How elephants respond to death
The Washington Post reports research on mourning by elephants: An elephant’s story does not end when it dies. That’s a bit of an inferential leap on my part, but read the story and judge for yourself.
In Kenya, there’s a spot on the banks of the Ewaso Ng’iro River where elephants like to congregate. Tall acacia trees provide shade for naps, and doum palms supply date-like fruits that the animals scarf up by the trunk-full. It was in this place that Victoria, a 55-year-old matriarch well-known to scientists, drew her last breaths in June 2013.
But that was not the end of Victoria’s story.
Several elephants huddled around the body, recalled ecologist Shifra Goldenberg, who was observing the animals with colleagues that day. She noticed that Malasso, a 14-year-old bull, was one of the last to leave. Victoria was his mother.
The scientists do not conclude from these accounts that elephants mourn, an activity that is often attributed to the species. But their response has a common thread, the authors say. When an elephant falls, the loss is acknowledged and investigated by other elephants, even those unrelated to the deceased. Death means something to elephants, in other words — possibly something emotional.
Your dog loves you
The science newsletter phys.org reports on What makes dogs so special? Science says love.

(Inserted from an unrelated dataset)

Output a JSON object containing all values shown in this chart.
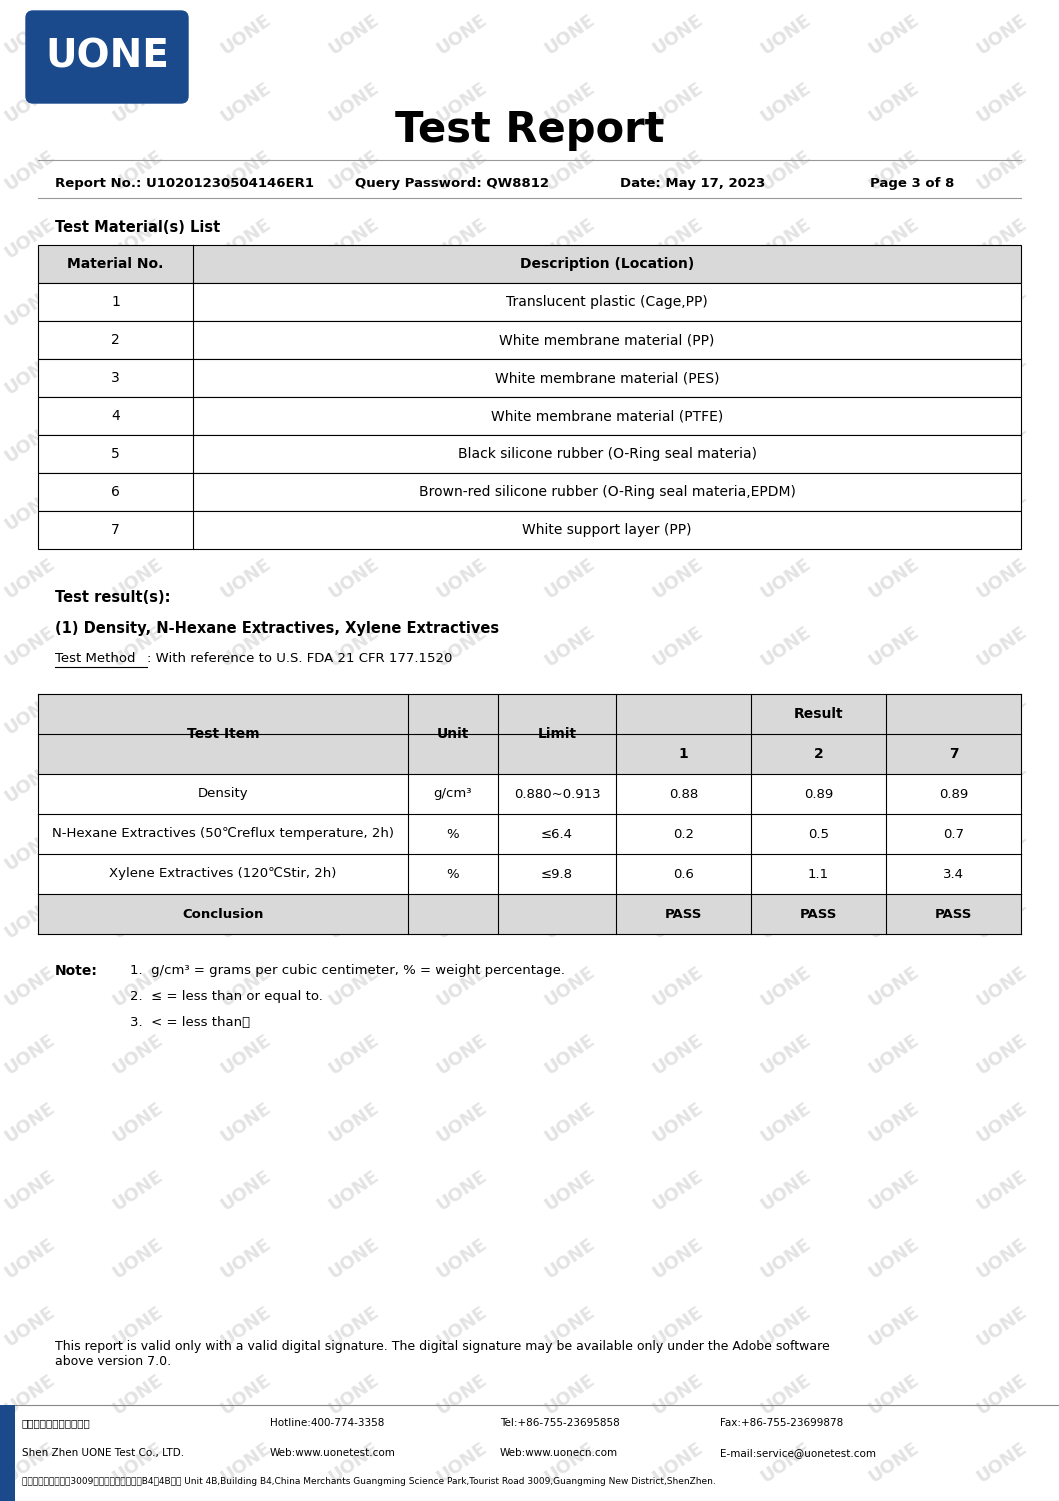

The idea that animals can experience love was once anathema to the psychologists who studied them, seen as a case of putting sentimentality before scientific rigor.
But a new book argues that, when it comes to dogs, the word is necessary to understanding what has made the relationship between humans and our best friends one of the most significant interspecies partnerships in history.
Clive Wynne, founder the Canine Science Collaboratory at Arizona State University, makes the case in “Dog is Love: Why and How Your Dog Loves You.”